Dans un Cuba en crise, le rôle social des Eglises se renforce
Deux fois par semaine, plusieurs dizaines de Cubains patientent devant l'église catholique Santa Cruz de Jérusalem, à La Havane, dans l'espoir d'obtenir gratuitement des médicaments, alors que les services de santé sur l'île ne cessent de se détériorer.
Cuba traverse depuis six ans une grave crise économique sous les effets conjugués d'un renforcement des sanctions américaines et des faiblesses structurelles de son économie centralisée.
Les 9,6 millions d'habitants subissent des coupures électriques, des pénuries de nourriture et de médicaments, et une forte inflation. La situation a encore empiré avec les restrictions à l'importation de pétrole imposées depuis janvier par Washington.
Dans ce contexte, les Eglises, longtemps marginalisées par le gouvernement communiste, représentent une bouée de sauvetage pour une partie de la population alors que l'Etat n'arrive plus à répondre aux besoins.
Tous les mardis et jeudis, devant l'église Santa Cruz de Jérusalem, la distribution de médicaments commence à 09H30, selon l'ordre d'arrivée des bénéficiaires, qui doivent impérativement présenter une ordonnance.

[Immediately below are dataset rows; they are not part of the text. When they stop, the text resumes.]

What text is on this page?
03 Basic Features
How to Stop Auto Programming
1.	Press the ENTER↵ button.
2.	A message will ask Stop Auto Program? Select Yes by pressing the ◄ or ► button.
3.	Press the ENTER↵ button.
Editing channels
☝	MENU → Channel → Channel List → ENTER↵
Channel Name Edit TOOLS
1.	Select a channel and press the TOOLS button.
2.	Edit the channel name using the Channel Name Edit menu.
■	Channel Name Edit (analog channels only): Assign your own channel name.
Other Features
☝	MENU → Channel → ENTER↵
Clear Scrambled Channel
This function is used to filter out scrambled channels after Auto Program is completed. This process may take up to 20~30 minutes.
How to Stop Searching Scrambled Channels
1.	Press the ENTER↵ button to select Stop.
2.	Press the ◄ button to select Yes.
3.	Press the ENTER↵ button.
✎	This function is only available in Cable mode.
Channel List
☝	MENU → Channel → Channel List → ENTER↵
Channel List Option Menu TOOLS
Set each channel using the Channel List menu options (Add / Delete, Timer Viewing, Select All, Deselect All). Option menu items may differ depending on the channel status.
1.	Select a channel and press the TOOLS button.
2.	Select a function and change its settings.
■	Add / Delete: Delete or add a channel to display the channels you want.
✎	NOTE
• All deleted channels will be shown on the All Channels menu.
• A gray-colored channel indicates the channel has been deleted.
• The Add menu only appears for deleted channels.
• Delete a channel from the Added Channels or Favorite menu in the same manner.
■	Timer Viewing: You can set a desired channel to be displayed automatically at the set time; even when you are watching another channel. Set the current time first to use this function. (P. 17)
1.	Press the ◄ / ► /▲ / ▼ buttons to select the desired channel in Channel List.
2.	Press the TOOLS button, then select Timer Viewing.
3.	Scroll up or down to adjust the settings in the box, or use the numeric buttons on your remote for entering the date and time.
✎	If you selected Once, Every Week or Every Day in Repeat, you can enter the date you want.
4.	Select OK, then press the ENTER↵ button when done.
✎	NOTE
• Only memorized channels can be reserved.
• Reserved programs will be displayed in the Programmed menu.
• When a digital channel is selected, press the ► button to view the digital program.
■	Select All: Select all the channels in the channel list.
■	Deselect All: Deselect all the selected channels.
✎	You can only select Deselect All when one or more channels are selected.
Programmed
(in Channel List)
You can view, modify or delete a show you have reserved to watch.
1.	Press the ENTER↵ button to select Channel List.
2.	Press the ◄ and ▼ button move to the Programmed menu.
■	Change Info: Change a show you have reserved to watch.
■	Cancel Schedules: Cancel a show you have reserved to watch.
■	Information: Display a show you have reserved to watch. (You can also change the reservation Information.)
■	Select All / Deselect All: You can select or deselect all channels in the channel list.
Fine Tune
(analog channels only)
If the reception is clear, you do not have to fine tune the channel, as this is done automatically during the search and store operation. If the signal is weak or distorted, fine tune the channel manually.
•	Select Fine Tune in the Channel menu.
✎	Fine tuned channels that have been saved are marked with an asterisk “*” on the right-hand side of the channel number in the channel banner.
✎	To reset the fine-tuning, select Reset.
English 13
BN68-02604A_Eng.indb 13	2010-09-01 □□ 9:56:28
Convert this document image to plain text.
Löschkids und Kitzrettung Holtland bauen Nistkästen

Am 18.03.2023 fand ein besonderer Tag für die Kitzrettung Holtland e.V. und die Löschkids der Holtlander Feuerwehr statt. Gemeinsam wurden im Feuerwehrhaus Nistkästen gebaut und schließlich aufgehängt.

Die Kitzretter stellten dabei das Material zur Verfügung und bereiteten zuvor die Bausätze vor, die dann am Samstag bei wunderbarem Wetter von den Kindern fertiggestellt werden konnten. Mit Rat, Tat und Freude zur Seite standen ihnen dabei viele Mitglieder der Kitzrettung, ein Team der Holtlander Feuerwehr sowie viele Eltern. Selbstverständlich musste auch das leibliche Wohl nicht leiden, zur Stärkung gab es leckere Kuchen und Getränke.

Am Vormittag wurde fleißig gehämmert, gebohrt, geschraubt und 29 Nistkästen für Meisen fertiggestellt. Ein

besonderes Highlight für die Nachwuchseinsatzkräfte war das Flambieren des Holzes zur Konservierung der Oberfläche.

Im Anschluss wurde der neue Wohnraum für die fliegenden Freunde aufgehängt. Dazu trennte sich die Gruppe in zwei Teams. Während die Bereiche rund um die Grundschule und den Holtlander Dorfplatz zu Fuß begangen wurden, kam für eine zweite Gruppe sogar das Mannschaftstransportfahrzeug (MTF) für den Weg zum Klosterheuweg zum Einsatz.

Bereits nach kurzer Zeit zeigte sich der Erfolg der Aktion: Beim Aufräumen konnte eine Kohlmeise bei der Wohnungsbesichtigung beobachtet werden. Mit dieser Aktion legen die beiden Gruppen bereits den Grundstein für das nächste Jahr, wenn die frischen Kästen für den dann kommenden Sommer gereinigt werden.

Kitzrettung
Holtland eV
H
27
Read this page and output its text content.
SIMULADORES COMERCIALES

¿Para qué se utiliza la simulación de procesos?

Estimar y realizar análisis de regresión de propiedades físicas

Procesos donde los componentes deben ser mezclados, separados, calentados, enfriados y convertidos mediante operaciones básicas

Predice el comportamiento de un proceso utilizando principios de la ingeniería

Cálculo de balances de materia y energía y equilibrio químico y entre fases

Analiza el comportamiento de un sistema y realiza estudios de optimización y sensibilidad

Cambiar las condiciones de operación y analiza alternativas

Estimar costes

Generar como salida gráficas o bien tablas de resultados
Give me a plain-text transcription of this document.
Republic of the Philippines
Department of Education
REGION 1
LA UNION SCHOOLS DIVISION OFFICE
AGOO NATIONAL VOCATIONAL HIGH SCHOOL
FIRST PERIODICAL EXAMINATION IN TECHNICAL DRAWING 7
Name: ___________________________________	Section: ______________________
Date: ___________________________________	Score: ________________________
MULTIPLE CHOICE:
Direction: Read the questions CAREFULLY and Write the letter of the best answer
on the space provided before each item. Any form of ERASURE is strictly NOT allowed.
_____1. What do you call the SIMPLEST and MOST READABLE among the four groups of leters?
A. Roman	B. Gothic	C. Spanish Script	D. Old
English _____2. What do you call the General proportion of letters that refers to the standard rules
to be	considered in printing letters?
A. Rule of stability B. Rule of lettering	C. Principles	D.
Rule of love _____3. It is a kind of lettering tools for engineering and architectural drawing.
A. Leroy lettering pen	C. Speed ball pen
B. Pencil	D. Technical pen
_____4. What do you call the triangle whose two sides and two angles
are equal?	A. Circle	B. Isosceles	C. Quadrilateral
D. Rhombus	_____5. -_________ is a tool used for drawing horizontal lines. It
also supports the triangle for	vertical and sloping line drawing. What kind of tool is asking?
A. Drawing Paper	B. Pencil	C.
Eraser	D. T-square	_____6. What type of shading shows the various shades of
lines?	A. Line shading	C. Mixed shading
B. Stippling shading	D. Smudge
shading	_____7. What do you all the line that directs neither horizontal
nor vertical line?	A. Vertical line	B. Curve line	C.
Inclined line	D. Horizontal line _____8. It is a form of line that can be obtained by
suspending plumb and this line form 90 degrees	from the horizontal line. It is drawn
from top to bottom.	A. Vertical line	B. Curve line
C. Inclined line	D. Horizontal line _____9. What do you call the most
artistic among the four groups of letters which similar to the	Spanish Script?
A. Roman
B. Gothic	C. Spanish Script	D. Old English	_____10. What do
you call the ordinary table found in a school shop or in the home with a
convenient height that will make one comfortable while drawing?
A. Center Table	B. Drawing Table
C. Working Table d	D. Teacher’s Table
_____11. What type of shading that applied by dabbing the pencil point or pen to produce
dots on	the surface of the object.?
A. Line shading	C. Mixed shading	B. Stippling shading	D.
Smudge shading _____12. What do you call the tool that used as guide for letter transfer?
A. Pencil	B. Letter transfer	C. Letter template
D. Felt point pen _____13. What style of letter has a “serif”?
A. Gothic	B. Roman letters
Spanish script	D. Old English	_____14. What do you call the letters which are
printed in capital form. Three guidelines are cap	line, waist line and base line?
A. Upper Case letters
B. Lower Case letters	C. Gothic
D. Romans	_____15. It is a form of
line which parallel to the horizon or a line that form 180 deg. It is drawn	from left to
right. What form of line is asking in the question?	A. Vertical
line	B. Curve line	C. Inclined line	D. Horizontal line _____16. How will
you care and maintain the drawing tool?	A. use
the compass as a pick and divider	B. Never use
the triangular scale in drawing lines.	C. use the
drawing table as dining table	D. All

Les médicaments proviennent de dons de congrégations franciscaines et de laïcs vivant à l'étranger.
Juana Emilia Zamora, une retraitée de 71 ans, est venue car "il n'y a pas (les médicaments dont elle a besoin) dans la pharmacie" d'Etat près de chez elle.
"L'autre possibilité, c'est de recourir aux personnes qui en vendent (sur le marché noir), mais les prix sont très élevés", raconte la septuagénaire qui reçoit une retraite de 2.000 pesos (environ 4 dollars).
Lorsque la paroisse a commencé à distribuer des médicaments gratuits en 2022, une ou deux personnes venaient chaque semaine demander de l'aide, se souvient Gretel Agrelo, une laïque de la paroisse.
Mais désormais jusqu'à 300 personnes, surtout des personnes âgées, s'en remettent à l'Eglise. "La situation s'est aggravée" et "nous n'avons pas suffisamment" de médicaments pour répondre à la demande, se désole l'assistante paroissiale.
Le frère Luis Pernas, un des prêtres franciscains de l'église, déplore qu'un nombre croissant de Cubains se retrouvent "privés du minimum pour vivre", sur fond de hausse de la pauvreté et des inégalités.
- Relation compliquée -
A Cuba, l'Eglise catholique a longtemps entretenu une relation compliquée avec la révolution socialiste menée par Fidel Castro: en 1961, ses oeuvres sociales ont été confisquées par l'Etat, soucieux d'avoir la main sur l'éducation et la santé.
La fin de l'athéisme d'Etat dans les années 1990 et les crises économiques ont cependant renforcé les prérogatives sociales des institutions catholiques au fil des ans. Sans compter le rôle de médiateur joué de longue date par le Vatican entre La Havane et Washington.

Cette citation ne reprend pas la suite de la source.